Welttournee

Dreiundzwanzig. Das heutige Bitchbalett ist vorbei und der strömende Regen sieht aus als könne er Narben in meine Kopfhaut reißen. Ich denke Scheiße heilig, setze zum Schutz die Kaputze auf und stapfe durch völlig leergefegte Straßen zurück in die Zivilisation. Wolke Atem gibt die grobe Richtung vor. Alle fünfzig Meter steht eine Laterne, die hier aussehen wie Kruzi-Fixer und ein schwaches, oranges Licht auf den pockennarbigen Spiegel werfen, über den ich mich bewege und der dabei kleine Wellen schlägt. Und während ich so langsam jegliches Gefühl in meinen Fingern und Zehen verliere, kriege ich übelste Dramatik (kein Woher, kein Wohin, usw.) und übelste Angst (kein Warum, kein Wofür, usw.) und all die anderen üblen Begleiterscheinungen des Menschseins kriege ich auch. Das ganze Übel windet sich unter Zuhilfenahme einiger schwermütiger Takte (Prokofiev) in ungeahnte Tiefen, bis ich mir schließlich in die Augen pisse und dadurch erblindet plötzlich und hart gegen eine Tür scheppere.

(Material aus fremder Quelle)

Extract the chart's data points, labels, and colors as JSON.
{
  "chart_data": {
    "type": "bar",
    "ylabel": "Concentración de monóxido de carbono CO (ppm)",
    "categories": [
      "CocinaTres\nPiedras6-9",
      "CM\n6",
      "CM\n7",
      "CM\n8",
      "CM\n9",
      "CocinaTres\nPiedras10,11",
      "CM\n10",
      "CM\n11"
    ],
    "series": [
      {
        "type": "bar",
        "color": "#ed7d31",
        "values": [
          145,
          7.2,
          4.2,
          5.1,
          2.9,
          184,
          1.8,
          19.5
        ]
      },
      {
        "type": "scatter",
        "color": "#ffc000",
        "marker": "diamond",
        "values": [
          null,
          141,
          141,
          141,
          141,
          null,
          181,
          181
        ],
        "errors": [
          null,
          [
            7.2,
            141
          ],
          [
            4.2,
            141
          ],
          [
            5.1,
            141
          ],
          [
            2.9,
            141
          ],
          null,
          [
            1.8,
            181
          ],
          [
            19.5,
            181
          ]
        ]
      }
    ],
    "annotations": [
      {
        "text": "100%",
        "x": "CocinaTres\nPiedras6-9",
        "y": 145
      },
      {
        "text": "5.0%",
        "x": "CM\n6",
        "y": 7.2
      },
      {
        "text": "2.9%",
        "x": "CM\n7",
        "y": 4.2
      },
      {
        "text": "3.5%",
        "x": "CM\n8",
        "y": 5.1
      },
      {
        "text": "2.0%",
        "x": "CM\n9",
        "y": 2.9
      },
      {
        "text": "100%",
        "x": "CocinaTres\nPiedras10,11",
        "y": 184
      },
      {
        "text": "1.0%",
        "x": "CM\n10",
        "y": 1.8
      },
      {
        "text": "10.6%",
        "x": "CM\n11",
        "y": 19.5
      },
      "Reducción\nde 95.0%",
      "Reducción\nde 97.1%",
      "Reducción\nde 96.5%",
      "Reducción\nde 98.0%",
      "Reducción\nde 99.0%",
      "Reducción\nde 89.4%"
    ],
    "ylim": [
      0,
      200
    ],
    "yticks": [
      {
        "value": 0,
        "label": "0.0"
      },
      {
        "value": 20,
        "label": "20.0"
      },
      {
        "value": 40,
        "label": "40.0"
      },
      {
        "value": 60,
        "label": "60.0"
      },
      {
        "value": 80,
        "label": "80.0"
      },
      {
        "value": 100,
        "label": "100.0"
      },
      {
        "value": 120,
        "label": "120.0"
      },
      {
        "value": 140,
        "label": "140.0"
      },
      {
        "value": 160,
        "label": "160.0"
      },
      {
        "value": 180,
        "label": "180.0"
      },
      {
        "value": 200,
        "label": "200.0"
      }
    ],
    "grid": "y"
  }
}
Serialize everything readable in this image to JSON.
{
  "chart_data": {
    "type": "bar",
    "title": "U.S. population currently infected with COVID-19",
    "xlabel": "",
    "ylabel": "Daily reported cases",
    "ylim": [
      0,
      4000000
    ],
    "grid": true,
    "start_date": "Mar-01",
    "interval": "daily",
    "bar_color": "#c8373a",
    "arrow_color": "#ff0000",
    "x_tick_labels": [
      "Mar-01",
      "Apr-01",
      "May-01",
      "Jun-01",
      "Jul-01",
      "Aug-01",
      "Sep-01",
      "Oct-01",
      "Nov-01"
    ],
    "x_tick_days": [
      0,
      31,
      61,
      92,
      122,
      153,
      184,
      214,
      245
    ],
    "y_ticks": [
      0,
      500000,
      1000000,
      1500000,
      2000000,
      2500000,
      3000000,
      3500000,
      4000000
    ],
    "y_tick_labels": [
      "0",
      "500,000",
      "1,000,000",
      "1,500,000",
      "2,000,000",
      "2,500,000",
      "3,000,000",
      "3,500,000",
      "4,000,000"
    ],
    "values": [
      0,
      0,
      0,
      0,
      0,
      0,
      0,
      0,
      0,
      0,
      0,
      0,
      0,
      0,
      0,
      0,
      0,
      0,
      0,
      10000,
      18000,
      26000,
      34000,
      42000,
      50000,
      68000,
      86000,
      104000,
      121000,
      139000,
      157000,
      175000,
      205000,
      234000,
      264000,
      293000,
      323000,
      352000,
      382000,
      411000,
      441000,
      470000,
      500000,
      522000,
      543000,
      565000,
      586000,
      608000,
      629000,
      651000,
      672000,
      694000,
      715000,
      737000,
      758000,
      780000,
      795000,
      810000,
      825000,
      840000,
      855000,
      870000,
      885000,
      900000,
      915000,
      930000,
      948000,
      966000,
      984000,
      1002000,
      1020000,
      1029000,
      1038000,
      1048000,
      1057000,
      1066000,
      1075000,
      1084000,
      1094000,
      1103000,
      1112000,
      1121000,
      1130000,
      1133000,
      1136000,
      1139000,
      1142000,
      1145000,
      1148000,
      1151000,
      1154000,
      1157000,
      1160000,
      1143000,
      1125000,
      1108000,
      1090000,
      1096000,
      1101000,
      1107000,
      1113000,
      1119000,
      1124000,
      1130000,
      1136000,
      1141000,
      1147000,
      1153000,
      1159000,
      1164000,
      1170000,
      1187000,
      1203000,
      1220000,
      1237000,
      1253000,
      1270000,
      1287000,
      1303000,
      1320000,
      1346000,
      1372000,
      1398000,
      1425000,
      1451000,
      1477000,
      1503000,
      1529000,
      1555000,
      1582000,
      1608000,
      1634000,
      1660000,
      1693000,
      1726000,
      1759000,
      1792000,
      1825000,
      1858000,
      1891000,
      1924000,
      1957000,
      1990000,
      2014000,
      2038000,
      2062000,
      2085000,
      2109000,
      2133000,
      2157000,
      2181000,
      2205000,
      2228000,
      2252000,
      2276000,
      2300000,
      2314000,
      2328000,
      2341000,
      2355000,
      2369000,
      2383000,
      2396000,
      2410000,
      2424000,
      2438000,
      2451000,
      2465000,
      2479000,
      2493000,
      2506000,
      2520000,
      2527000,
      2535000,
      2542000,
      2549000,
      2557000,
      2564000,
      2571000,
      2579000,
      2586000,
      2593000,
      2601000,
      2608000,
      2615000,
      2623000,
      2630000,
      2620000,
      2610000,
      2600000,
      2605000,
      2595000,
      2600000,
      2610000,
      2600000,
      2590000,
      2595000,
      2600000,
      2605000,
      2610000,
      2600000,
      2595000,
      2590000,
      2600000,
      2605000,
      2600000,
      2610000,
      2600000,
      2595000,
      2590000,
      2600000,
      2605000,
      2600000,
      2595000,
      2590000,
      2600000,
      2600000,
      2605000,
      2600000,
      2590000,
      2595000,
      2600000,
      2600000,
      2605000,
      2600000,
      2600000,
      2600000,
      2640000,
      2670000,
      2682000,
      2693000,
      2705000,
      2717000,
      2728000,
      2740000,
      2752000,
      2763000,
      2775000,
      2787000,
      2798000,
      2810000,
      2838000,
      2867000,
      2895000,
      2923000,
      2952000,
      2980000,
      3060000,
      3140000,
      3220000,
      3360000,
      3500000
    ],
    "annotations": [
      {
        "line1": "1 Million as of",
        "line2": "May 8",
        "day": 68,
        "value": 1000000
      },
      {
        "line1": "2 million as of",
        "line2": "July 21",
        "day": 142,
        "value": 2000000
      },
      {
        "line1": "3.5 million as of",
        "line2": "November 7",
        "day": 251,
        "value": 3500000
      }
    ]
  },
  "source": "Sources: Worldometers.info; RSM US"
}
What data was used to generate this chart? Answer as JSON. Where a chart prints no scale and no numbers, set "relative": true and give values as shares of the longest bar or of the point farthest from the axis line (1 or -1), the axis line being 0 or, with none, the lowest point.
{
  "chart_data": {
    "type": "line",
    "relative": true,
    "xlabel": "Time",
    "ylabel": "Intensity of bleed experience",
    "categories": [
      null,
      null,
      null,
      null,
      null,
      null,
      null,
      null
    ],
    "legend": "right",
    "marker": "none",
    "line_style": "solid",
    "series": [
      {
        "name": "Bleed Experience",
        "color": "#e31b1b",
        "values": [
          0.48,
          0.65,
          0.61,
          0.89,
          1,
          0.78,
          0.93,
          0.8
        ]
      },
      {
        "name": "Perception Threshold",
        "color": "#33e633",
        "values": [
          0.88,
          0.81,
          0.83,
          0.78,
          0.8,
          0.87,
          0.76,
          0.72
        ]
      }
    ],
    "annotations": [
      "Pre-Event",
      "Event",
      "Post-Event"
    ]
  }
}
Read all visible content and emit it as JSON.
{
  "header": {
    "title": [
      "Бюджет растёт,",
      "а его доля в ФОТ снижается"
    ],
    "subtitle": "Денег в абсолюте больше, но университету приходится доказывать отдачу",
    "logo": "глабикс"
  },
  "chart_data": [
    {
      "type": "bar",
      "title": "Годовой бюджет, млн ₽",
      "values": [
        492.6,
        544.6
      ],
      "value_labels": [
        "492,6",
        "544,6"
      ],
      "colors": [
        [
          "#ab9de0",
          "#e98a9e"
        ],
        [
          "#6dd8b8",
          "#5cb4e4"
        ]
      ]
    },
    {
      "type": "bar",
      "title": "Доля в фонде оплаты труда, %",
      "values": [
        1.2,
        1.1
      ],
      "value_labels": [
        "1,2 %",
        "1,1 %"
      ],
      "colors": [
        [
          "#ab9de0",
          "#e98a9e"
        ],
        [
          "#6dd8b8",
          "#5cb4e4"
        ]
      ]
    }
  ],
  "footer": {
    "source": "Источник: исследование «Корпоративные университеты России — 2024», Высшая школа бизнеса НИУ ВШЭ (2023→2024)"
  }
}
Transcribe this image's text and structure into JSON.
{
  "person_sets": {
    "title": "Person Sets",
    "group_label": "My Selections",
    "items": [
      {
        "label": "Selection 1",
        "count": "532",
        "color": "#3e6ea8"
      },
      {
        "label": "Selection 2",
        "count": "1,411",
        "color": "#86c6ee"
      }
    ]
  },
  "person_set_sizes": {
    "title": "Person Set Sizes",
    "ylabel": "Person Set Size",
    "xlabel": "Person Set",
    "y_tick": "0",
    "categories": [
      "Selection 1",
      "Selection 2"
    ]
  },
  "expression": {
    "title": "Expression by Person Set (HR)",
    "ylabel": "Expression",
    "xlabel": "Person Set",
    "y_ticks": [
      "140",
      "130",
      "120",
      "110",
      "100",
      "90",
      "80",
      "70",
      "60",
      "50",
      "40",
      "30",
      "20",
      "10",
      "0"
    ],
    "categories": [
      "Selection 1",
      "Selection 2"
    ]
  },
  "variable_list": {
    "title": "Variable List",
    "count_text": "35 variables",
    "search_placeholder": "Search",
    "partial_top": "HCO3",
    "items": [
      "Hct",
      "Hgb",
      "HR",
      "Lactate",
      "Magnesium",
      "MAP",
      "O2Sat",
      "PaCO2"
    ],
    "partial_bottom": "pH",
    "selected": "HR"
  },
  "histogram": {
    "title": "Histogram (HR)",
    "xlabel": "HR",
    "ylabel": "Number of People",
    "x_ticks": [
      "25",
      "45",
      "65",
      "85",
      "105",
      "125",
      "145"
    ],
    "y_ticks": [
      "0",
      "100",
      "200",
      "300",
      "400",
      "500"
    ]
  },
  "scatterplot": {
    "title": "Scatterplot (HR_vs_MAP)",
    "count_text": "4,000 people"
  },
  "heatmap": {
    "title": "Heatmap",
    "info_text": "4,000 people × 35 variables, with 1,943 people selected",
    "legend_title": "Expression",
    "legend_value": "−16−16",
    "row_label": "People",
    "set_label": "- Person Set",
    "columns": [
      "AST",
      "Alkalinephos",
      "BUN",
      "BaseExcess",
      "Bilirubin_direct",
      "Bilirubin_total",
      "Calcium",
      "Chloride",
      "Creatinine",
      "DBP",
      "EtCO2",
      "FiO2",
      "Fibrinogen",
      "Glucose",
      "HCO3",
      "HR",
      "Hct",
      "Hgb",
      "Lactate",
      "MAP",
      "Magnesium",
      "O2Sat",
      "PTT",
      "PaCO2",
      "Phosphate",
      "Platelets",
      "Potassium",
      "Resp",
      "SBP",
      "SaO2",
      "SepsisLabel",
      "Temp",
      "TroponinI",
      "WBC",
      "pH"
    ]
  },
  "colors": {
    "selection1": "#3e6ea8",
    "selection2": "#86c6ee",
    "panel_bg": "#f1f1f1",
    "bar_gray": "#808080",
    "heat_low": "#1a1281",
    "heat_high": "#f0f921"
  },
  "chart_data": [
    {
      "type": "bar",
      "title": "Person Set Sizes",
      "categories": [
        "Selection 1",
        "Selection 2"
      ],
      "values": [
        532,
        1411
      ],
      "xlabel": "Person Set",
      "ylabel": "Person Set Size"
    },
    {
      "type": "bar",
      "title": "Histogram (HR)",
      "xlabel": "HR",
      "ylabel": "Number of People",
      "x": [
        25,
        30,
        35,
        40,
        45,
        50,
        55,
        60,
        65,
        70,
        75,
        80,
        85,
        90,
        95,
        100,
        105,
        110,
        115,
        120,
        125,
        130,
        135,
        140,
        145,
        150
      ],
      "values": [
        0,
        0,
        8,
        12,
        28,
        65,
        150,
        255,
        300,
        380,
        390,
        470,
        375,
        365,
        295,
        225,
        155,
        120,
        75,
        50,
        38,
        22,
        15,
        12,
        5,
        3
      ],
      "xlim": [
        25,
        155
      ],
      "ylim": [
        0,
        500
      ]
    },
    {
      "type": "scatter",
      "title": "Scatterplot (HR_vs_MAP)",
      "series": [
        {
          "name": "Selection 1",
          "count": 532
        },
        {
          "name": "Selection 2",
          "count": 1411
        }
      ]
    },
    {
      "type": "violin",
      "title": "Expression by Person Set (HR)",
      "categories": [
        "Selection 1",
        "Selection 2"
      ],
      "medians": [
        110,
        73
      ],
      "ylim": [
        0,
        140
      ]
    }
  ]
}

Auf dem Bett liegt ein grauer Hirsch, der in Kürze sterben wird. Sein Atem geht flach und unregelmäßig. Ein Sabberfaden läuft ihm aus dem Mundwinkel. Auf der Bettkante sitzt eine Frau, die dem Tier auf einer lange vergessenen Art Trost spendet. Die Frau ist ebenfalls sehr alt und trägt ein Kleid aus dünnem silbrig schimmernden Stoff. Als Pointe trägt sie eine übertrieben pornöse Sonnenbrille im Gesicht. Ich falle auf die Knie.

Wir werden alle sterben, sage ich.
Idiot, sagt sie. Das Leben ist deine Welt-Tournee. Also benimm dich gefälligst wie ein Star.